UNLK reestrutura Squid e reforça board
Reforçado, o board tem a missão de fazer a companhia atingir R$ 150 milhões em receitas ainda em 2026

Em pé: Eduardo Alvarenga, Mário Eduardo, Pedro Pizzolato e Felipe Oliva. Sentados: Thiago Lima e Luciana Alencar (Crédito: Divulgação)
Seis meses após adquirir a Squid, a UNLK, fundo de investimento voltada para as áreas de mídia e tecnologia, reestrutura a companhia de marketing de influência, que passa a atuar como plataforma tecnológica.
A mudança, iniciada em novembro de 2025, com o retorno ao nome Squid (por um período, a operação adotou o nome Wake Creators), ganha um novo capítulo neste segunda-feira, 25, com o lançamento do sistema operacional SquidOS, sustentado pelo reforço do board da empresa.

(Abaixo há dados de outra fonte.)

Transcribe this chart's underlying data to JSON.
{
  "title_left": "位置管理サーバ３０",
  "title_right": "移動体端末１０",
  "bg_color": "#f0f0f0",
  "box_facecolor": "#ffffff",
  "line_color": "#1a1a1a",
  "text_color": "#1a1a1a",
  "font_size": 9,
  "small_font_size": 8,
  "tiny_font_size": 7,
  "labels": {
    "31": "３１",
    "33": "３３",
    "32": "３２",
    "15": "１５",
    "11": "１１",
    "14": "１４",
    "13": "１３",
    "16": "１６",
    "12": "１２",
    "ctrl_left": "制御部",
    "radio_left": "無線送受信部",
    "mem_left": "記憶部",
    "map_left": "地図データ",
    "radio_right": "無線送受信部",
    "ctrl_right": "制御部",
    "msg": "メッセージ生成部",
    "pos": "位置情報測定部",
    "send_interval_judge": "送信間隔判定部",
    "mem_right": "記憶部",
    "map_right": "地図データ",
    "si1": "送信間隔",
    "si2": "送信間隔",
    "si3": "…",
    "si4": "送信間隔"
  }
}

Há seis anos na Squid, Luciana Alencar é promovida a chief strategy officer, enquanto Thiago Lima e Mário Eduardo, são contratados, respectivamente, como chief revenue officer e chief technology officer. Com mais de 18 anos de experiência em marketing, Lima reúne passagens por Procter & Gamble, Meta, Pinterest e Winnin. Por sua vez, Eduardo também tem experiência na área: trabalhou em operações como Final Level Co, Spark, Snack e Agência Digi.
O time de lideranças se completa com o chief financial officer Pedro Pizzolato e o CEO Eduardo Alvarenga, que já respondiam por essas funções, além de serem sócios da UNLK.
A missão do grupo é dobrar o faturamento da Squid, atingindo R$ 150 milhões em receitas ainda em 2026.
SquidOS
O SquidOS processa mais de 44 milhões de conteúdos de social a cada 24 horas e conta com uma série de produtos que permitem, por exemplo, trabalhar community listening para extrair insights de comportamento dos consumidores, inteligência de negócios, tendências e share of voice. “Obviamente, com o surgimento da IA, conseguimos destravar um monte de coisas que tínhamos no roadmap”, diz Oliva.
Nesse sentido, Alvarenga reforça que a criação do sistema operacional da Squid se deu por meio de um repertório tecnológico mais amplo, somado à maturidade da companhia e do mercado de marketing de influência.
A Squid também estabeleceu parcerias com empresas de tecnologia como Google, Meta e TikTok, plugando suas soluções às APIs das principais plataformas. No entanto, Alvarenga enfatiza que o pilar central da companhia é o sistema proprietário. “Orquestramos terceiras partes, mas o core desta companhia para garantir compliance, qualidade e transparência em temas super complexos é propriedade intelectual nossa”.
Apesar de a tecnologia, impulsionada por IA, ser ponto central na nova fase da Squid, Mário Eduardo salienta que a influência continua sendo humana. “Trazemos a inteligência humana para efetivamente ser uma inteligência que olha, pensa e planeja, enquanto a inteligência artificial ajuda a viabilizar coisas que às vezes eram mais manuais”. Alvarenga, complementa dizendo que o pensamento vai ao encontro do posicionamento da Squid, “Real people make culture”.
Luciana afirma que novo sistema operacional da Squid foi pensado para impulsionar os clientes, mas também os influenciadores, parte importante da equação creator economy. “Nossa missão dentro desse mercado é impulsionar os influenciadores para que sejam cada vez mais profissionalizados e tenham melhores acessos, entendam suas métricas para melhorarem a performance dos seus conteúdos”, pontua.